Tallinn is het eindpunt van de Via Baltica, een weg die de drie landen verbindt en de Letse en Litouwse hoofdplaatsen Riga en Vilnius aandoet. Op 23 augustus 1989 stonden op deze weg twee miljoen mensen hand in hand om te protesteren tegen het Molotov-Von Ribbentrop pact, dat precies vijftig jaar daarvoor gesloten was. Een pact waarbij Hitler en Stalin de toen onafhankelijke Baltische staten verkwanselden en aan de Sovjet-Unie uitleverden.
      Tien jaar daarna -in 1999 dus- heb ik die weg gevolgd.  

Twee jaar later heb ik dat nog eens gedaan. Vice-versa.
      Nieuwsgierigheid, want het beviel me daar wel. De landen waren nog niet bij de Europese Unie aangesloten. Bij de grennsovergangen stonden lange files. 

      LITOUWEN is landschappelijk mooi en afwisselend. Glooiende velden, bossen en open vlaktes.
Veel wolven en een enkele beer. Voetbal is populair, maar basketbal en wielrennen populairder. Een deel van Litouwen is ooit Pools geweest en die taal wordt in sommige gebieden nog steeds gesproken. Het aantal Russen is beperkt; onder de tien procent. Vilnius is een aardige maar onmiskenbaar provinciale stad.

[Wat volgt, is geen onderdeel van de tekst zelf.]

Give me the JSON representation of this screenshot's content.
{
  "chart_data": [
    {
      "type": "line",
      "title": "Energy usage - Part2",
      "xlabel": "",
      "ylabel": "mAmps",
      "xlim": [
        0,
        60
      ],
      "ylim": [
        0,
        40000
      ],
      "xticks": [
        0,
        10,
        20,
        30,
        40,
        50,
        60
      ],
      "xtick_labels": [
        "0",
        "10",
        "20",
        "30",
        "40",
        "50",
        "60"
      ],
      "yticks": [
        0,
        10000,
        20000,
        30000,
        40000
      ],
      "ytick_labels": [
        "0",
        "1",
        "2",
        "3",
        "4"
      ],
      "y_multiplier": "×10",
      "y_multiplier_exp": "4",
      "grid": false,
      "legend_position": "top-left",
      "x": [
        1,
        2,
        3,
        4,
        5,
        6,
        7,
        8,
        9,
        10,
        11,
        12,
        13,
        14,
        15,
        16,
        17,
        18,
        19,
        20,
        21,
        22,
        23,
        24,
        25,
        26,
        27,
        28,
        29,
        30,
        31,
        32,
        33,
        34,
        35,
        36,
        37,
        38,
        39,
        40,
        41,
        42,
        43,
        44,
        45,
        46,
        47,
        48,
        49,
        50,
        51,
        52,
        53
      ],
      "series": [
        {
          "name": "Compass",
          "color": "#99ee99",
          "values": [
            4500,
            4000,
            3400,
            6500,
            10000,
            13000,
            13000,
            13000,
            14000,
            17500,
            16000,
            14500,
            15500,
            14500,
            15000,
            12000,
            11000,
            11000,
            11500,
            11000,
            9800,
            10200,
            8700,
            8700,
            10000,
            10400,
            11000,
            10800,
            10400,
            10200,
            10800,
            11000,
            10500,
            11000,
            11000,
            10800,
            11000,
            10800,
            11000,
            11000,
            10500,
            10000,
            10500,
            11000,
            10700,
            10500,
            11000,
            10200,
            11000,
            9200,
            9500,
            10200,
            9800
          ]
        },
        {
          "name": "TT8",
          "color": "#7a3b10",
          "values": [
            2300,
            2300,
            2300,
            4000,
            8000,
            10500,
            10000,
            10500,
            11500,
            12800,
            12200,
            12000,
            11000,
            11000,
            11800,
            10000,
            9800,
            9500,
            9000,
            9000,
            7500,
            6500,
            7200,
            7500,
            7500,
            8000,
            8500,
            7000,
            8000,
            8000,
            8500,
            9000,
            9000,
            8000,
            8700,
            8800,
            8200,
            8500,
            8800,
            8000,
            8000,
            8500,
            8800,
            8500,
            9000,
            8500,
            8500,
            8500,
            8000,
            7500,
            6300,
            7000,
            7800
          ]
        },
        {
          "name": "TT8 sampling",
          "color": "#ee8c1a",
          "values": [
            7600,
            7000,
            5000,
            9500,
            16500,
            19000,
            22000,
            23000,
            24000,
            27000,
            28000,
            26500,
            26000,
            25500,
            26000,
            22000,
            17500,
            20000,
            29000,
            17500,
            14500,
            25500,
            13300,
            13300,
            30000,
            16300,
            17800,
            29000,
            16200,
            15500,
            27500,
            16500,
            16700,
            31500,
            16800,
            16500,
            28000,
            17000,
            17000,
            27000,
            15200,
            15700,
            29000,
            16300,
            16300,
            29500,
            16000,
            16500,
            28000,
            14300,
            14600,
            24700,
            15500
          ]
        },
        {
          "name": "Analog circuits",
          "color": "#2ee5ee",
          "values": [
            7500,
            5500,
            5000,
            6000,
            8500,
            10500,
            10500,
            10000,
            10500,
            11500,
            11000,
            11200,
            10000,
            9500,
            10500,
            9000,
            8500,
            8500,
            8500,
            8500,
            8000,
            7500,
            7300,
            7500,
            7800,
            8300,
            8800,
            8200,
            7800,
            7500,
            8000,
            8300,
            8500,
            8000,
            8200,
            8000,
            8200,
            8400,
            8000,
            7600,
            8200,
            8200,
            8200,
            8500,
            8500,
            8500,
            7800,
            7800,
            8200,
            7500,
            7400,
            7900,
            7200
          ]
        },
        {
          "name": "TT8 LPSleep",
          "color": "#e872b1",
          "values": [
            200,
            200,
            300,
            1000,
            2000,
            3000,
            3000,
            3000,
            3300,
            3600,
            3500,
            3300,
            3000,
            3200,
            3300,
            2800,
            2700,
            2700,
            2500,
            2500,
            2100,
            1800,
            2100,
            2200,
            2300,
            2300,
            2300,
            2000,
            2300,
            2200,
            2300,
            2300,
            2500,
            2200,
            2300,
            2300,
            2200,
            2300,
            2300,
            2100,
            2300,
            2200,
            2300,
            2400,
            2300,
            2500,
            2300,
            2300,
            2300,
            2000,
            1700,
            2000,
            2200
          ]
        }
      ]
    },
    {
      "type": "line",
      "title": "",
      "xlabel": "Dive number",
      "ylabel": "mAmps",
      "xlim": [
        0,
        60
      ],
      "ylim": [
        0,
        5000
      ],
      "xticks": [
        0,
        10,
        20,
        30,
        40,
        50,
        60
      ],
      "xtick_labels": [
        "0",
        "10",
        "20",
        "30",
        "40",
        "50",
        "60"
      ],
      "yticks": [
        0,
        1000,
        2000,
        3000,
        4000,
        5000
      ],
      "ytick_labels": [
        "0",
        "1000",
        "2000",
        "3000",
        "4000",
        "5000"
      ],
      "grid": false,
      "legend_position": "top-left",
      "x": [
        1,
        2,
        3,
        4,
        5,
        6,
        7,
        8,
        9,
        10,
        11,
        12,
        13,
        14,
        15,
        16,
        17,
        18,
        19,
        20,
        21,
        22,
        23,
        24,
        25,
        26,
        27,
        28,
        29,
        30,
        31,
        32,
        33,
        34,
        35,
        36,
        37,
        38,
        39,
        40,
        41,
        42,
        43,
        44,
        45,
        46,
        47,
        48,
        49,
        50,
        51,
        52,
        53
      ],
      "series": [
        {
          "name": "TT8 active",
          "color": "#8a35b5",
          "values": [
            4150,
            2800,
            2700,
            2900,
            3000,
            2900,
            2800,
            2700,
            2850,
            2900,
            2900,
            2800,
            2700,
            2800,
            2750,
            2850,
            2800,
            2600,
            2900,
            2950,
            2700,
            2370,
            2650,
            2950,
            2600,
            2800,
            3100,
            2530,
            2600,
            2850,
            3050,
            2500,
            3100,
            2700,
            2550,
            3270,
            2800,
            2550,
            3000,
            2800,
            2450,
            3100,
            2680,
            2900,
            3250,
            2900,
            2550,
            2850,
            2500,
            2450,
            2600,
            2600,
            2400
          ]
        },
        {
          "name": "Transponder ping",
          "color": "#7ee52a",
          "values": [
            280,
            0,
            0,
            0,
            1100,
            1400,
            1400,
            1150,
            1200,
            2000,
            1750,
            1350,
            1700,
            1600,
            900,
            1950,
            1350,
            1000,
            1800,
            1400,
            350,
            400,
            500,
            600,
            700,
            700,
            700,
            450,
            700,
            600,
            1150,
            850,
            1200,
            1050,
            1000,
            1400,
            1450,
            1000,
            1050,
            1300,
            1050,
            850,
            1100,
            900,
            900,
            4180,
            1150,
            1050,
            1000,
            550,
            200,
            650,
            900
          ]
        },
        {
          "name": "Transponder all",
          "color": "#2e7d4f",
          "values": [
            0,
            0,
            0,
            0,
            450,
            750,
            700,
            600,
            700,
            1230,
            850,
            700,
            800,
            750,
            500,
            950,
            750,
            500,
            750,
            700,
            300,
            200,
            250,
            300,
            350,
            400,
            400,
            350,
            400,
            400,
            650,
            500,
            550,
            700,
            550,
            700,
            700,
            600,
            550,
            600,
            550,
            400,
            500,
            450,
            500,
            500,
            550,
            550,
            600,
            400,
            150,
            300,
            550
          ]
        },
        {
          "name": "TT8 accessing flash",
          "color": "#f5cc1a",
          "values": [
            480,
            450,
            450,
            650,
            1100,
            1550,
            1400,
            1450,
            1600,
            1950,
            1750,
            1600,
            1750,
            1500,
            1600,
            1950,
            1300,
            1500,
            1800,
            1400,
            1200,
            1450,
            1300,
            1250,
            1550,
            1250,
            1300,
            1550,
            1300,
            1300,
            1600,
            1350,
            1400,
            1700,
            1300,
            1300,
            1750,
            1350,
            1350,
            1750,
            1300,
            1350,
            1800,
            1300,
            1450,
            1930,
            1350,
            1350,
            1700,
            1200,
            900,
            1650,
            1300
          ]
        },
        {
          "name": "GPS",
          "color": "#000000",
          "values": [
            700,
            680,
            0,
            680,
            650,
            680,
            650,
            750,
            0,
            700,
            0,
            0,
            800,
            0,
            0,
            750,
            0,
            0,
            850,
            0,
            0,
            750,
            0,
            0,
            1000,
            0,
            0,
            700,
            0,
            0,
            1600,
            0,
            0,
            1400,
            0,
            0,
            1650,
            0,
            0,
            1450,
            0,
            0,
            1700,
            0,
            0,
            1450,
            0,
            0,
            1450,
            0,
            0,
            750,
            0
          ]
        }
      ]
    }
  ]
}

      LETLAND is compacter en rommeliger. De hoofdstad Riga is een metropool met Art Deco gebouwen, mooie winkelstraten en plezierige parken. Een derde van de bevolking bestaat uit etnische Russen. Twaalf procent daarvan bezit niet de Letse nationaliteit omdat ze de taal onvoldoende beheersen.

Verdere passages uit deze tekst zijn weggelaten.